You have to go in the left-hand lane if you’re going to turn left off the roundabout (usually the first exit). You must signal for this. The only time you don’t signal is if you’re going “straight on”, which you also do by going in the left hand lane around the roundabout, then out. You would however signal left just before taking the appropriate exit, so everybody knows you’re leaving, including cars waiting ahead of you to enter the roundabout. You signal right to turn right, or to go right round the roundabout and back up the road you approached on. Turning right is the most difficult manoeuvre, because you must do it in the right-hand lane - which means crossing the left hand lane to exit. There shouldn’t be anyone there, really, but there can be.
I’m doing roundabouts in my driving lessons right now. They’re not my favourite.
Lots of big roundabouts have more than two lanes. They’re even more confusing. Many of the biggest are traffic-light controlled, which makes things much easier. But plenty are not.
There are also mini-roundabouts on minor roads, which are usually just there to stop traffic going at ridiculous speeds. You don’t have to be quite so careful with those to stick to the right lane - just not driving straight across the white circle in the middle is enough. Still, the same rules apply, technically.

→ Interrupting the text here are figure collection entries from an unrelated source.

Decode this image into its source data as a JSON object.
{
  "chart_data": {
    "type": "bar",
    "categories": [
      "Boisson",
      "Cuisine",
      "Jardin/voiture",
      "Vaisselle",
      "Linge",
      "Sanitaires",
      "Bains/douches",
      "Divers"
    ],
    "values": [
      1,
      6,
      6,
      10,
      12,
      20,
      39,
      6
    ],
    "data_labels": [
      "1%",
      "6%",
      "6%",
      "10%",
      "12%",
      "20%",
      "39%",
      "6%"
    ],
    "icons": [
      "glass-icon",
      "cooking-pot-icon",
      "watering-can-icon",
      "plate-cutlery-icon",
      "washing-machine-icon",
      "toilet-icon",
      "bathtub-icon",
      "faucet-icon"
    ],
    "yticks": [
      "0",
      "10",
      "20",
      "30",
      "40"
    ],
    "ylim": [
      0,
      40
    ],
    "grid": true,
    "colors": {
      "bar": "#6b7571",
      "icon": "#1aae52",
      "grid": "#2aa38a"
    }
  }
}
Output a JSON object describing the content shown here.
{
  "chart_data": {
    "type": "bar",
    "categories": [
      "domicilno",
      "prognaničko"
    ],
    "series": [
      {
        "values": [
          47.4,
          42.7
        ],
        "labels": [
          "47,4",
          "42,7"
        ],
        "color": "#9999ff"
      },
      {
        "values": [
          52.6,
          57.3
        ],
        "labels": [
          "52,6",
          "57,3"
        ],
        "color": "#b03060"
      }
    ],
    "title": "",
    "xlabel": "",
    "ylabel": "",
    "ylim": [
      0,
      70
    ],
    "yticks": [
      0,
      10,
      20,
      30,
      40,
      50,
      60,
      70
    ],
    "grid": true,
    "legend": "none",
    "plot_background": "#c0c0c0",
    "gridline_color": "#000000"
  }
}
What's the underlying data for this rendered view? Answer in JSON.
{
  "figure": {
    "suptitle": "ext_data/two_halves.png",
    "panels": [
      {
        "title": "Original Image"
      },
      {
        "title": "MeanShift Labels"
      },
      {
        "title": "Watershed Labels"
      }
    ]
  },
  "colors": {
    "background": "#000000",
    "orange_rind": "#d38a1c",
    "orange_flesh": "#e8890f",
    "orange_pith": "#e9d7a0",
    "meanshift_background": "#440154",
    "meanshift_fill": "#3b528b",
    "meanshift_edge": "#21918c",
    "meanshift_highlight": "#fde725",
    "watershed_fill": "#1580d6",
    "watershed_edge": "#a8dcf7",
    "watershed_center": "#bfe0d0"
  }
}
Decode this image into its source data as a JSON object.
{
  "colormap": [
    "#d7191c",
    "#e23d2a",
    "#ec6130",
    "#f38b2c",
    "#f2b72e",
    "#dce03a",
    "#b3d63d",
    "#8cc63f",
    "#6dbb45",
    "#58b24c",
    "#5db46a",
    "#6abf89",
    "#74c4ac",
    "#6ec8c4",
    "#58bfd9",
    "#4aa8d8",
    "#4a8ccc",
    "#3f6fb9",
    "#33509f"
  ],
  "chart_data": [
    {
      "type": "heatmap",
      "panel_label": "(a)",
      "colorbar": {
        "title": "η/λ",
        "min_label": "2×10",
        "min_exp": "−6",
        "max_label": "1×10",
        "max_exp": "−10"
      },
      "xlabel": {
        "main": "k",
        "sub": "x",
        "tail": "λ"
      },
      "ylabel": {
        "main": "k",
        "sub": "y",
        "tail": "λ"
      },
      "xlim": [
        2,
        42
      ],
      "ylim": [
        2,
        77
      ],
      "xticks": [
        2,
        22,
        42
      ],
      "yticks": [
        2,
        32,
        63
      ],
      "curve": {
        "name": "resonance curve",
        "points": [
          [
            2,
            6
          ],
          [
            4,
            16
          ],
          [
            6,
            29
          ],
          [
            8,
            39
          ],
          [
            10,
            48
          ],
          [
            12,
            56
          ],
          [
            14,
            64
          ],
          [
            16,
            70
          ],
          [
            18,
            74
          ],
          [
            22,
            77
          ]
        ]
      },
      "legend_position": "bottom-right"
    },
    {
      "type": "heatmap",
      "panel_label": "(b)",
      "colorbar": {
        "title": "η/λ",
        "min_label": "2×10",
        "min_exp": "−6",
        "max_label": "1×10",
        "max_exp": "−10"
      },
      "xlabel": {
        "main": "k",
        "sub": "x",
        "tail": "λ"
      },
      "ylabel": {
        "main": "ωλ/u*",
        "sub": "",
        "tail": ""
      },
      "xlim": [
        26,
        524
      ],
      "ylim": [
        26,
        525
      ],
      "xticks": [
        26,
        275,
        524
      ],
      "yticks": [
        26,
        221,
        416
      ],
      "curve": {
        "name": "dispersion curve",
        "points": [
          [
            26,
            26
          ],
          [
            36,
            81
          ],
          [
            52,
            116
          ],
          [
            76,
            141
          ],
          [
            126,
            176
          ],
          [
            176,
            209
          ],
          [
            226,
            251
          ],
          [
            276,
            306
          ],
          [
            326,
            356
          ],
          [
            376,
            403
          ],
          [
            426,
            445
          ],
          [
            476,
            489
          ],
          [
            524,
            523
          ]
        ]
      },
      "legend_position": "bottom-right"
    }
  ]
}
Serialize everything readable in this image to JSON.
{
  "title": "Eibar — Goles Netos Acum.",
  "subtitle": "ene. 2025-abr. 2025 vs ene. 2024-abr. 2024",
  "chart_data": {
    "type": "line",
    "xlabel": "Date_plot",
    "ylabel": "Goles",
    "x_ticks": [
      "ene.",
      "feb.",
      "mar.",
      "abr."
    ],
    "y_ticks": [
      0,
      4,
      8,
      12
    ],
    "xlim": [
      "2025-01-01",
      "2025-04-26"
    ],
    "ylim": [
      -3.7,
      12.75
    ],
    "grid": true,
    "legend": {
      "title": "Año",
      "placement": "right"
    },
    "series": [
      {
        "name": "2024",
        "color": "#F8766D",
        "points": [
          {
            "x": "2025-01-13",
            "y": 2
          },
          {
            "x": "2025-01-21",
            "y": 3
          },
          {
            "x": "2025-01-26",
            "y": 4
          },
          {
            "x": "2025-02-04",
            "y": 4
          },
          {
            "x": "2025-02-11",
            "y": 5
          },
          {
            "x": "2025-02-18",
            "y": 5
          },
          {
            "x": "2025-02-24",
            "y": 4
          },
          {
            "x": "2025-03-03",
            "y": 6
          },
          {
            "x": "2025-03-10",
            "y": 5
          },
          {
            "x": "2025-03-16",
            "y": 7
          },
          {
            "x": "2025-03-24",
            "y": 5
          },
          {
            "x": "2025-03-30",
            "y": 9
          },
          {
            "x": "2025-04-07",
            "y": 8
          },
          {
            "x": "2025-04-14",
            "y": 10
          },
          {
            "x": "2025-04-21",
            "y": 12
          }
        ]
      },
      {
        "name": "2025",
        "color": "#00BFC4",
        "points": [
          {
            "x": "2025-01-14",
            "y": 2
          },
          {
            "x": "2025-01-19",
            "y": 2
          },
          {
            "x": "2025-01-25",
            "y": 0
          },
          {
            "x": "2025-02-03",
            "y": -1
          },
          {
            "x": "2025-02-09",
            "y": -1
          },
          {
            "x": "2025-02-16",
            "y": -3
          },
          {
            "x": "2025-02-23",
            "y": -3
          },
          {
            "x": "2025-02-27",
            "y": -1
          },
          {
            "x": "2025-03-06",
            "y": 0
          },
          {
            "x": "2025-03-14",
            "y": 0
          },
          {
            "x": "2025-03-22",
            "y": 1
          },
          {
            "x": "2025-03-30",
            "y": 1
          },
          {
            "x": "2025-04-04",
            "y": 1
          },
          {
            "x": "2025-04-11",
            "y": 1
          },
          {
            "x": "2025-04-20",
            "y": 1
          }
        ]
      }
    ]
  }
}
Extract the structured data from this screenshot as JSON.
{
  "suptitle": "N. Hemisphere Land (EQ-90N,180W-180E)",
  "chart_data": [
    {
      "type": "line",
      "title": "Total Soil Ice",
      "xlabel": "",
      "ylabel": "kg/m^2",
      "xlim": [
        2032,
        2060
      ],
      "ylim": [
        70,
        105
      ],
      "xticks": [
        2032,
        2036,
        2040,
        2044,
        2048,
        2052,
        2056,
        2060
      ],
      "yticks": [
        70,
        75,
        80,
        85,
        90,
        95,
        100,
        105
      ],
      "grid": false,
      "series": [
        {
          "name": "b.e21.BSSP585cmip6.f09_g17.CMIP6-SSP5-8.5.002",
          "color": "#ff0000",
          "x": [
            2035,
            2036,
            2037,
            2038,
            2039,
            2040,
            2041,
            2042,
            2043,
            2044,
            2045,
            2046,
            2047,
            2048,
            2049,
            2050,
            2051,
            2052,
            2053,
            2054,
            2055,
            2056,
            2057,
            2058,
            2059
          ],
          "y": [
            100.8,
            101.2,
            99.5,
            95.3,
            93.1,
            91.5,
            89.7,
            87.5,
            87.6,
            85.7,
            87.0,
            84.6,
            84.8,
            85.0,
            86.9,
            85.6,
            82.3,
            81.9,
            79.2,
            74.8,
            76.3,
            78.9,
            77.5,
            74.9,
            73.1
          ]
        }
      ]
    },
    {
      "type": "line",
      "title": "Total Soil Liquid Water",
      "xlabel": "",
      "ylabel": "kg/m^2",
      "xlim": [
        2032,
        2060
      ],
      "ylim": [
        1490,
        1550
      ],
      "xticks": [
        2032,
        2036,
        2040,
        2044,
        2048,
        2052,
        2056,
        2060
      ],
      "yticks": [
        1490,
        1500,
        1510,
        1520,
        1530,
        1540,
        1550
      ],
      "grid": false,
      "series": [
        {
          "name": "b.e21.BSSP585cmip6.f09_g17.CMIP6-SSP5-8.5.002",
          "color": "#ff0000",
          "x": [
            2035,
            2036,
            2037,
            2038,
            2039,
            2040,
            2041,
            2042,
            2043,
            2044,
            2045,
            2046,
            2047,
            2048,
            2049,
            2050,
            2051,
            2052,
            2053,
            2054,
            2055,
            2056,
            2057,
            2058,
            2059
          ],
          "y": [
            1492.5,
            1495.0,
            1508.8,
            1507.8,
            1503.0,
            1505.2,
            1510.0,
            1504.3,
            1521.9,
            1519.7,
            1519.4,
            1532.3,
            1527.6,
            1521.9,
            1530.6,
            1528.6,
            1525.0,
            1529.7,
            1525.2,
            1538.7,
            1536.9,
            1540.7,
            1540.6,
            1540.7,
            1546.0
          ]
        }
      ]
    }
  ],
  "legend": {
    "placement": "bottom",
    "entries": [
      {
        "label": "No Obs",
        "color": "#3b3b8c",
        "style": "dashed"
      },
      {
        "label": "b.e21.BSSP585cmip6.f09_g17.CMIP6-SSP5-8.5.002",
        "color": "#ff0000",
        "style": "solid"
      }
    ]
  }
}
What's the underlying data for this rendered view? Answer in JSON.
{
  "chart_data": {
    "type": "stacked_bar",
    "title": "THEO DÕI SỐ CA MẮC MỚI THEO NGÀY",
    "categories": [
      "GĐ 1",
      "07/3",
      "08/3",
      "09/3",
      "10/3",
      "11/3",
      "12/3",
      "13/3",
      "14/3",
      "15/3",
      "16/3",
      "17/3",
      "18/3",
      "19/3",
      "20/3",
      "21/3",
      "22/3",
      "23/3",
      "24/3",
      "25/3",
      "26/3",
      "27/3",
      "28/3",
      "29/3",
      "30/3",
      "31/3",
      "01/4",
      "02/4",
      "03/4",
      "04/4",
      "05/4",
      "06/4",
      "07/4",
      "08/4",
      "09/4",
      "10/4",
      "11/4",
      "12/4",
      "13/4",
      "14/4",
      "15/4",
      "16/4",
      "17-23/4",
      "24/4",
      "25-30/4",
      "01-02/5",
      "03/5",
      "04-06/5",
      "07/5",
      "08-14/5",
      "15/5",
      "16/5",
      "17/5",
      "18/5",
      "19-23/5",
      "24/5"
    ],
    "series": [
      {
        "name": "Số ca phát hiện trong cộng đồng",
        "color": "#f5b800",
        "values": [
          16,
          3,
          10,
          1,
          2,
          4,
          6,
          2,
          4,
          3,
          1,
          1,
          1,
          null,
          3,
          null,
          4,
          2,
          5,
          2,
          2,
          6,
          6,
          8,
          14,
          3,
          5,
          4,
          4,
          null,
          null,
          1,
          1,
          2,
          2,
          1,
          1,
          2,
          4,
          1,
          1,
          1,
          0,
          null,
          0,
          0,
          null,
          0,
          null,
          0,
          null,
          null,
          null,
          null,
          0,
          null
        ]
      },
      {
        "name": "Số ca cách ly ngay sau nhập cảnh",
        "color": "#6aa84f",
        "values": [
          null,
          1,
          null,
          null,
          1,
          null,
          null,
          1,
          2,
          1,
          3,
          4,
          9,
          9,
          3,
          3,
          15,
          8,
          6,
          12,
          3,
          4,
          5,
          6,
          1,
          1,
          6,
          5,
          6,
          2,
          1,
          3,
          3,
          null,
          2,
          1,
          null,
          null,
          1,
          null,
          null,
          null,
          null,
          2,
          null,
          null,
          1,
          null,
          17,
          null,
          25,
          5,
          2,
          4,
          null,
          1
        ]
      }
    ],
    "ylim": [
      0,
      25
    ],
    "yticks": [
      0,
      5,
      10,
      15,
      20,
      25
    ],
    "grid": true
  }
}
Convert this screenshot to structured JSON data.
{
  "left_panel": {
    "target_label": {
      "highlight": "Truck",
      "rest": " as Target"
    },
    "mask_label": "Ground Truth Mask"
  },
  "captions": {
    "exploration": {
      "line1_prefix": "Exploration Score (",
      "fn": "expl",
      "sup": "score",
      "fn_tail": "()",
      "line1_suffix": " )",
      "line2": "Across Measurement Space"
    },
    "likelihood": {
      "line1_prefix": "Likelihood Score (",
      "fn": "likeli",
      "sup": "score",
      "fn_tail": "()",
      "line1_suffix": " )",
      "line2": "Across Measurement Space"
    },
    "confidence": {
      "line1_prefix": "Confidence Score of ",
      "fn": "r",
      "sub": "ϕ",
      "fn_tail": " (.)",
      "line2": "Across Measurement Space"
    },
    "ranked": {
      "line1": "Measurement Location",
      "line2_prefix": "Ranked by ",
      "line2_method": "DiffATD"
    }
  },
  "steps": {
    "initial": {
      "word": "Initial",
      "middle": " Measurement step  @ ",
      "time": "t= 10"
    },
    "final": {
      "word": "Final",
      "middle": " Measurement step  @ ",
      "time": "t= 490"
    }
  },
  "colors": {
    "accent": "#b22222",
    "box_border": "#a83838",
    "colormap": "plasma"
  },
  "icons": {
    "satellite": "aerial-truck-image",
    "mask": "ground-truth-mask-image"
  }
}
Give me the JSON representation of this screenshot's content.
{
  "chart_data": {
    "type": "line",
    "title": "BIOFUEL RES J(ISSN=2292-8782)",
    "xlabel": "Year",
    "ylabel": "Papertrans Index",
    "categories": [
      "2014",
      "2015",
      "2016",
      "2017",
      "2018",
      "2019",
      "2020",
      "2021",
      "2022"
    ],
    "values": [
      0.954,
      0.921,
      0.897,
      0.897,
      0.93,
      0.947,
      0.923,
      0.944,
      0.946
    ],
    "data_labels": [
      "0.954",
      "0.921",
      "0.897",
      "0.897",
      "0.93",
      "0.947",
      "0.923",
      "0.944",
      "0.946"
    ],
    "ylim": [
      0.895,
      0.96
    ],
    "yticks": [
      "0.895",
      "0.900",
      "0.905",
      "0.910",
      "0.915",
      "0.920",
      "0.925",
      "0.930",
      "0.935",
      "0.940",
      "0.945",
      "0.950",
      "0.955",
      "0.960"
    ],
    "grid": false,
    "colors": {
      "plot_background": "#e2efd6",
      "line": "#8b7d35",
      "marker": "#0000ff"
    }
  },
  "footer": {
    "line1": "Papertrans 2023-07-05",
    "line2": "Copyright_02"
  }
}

I am told I should always do roundabouts in second gear. In third gear it should be more or less doable. Main thing is to take good early observations, because cars behind will often assume you’re going to go for it, and if you then slam on your brakes, you’ve had it. There entrance to a roundabout is a standard give-way once you’re stopped.
Oh, hey, I forgot about the best of all: double roundabouts.
There are only a few of these around, and - imho - nobody understands them, not even traffic cops. Not even the people who invented them. It’s basically two roundabouts, but as you leave one, instead of moving onto a new road you are immediately on the next roundabout, which you have to negotiate as before. It can get confusing because they’re usually just marked with paint, and you don’t know which paint to follow. Also you have to look right twice, and because all the cars are moving about in relative proximity to you anyway, you may find yourself accidentally giving way to cars that aren’t on the roundabout you’re on.
Hope that clears it all up for you. Buses in the UK are cheap and “reliable”. I say grab yourself a zonecard and stuff the stupid roundabouts.